Dia menjelaskan, dalam sejarah dunia, praktis semua negara berkembang yang berhasil naik kelas menjadi negara maju, berawal dari investasi asing yang juga membawa teknologi internasional, jaringan pemasaran internasional (untuk meningkatkan ekspor), dan tenaga kerja asing yang amat berperan dalam alih pengetahuan dan alih teknologi.

Atas dasar itu, ia berpendapat bahwa TKA memang sangat dibutuhkan untuk mendukung proses konstruksi investasi.

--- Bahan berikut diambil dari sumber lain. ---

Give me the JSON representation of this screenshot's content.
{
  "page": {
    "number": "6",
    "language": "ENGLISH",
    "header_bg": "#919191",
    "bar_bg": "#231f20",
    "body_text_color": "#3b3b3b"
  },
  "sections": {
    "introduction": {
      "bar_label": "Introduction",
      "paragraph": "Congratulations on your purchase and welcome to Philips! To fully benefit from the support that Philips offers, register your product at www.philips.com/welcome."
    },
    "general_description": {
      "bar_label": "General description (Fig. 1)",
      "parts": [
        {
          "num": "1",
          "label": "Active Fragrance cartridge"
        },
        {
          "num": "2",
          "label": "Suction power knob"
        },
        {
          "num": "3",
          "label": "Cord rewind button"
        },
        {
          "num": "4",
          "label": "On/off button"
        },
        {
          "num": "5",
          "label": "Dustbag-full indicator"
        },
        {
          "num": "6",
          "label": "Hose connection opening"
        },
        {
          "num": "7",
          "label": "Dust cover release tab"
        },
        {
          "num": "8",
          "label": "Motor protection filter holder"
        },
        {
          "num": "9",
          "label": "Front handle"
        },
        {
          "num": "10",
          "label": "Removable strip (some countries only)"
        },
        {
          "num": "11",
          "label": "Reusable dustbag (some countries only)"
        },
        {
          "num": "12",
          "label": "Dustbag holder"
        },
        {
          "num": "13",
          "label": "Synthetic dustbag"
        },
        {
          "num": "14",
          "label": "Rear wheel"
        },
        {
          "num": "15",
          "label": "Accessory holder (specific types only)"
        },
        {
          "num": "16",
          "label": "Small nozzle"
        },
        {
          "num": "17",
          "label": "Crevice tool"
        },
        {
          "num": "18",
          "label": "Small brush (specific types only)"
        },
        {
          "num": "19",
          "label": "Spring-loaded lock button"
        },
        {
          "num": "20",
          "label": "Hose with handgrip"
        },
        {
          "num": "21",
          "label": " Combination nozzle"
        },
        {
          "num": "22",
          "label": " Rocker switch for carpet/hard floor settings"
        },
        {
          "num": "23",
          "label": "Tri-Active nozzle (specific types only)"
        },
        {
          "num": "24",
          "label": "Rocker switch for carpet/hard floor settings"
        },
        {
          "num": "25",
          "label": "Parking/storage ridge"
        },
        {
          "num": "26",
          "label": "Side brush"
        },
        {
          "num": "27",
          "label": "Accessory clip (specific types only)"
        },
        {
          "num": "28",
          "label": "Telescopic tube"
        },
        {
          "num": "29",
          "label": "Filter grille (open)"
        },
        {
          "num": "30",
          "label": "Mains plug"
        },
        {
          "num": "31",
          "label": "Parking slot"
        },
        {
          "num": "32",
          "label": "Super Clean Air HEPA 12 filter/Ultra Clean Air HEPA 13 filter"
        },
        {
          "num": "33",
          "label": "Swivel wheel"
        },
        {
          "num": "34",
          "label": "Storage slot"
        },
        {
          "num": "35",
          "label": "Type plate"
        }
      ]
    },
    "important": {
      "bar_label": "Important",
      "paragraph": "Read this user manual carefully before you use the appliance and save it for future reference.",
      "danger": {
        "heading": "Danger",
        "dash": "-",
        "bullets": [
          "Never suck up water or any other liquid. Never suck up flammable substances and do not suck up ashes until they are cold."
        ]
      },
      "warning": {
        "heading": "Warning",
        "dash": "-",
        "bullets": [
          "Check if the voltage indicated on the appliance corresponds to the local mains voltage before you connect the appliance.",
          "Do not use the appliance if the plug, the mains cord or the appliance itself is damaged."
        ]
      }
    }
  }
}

“Mereka biasanya menggunakan tenaga kerja asing dalam proses konstruksi di tahapan awal investasi. Oleh karena itu angka tenaga kerja asing selalu fluktuatif,” paparnya.

Dia menyampaikan bahwa posisi tenaga kerja asing yang terserap dalam realisasi investasi di Indonesia saat ini setara dengan posisi pada tahun 2011.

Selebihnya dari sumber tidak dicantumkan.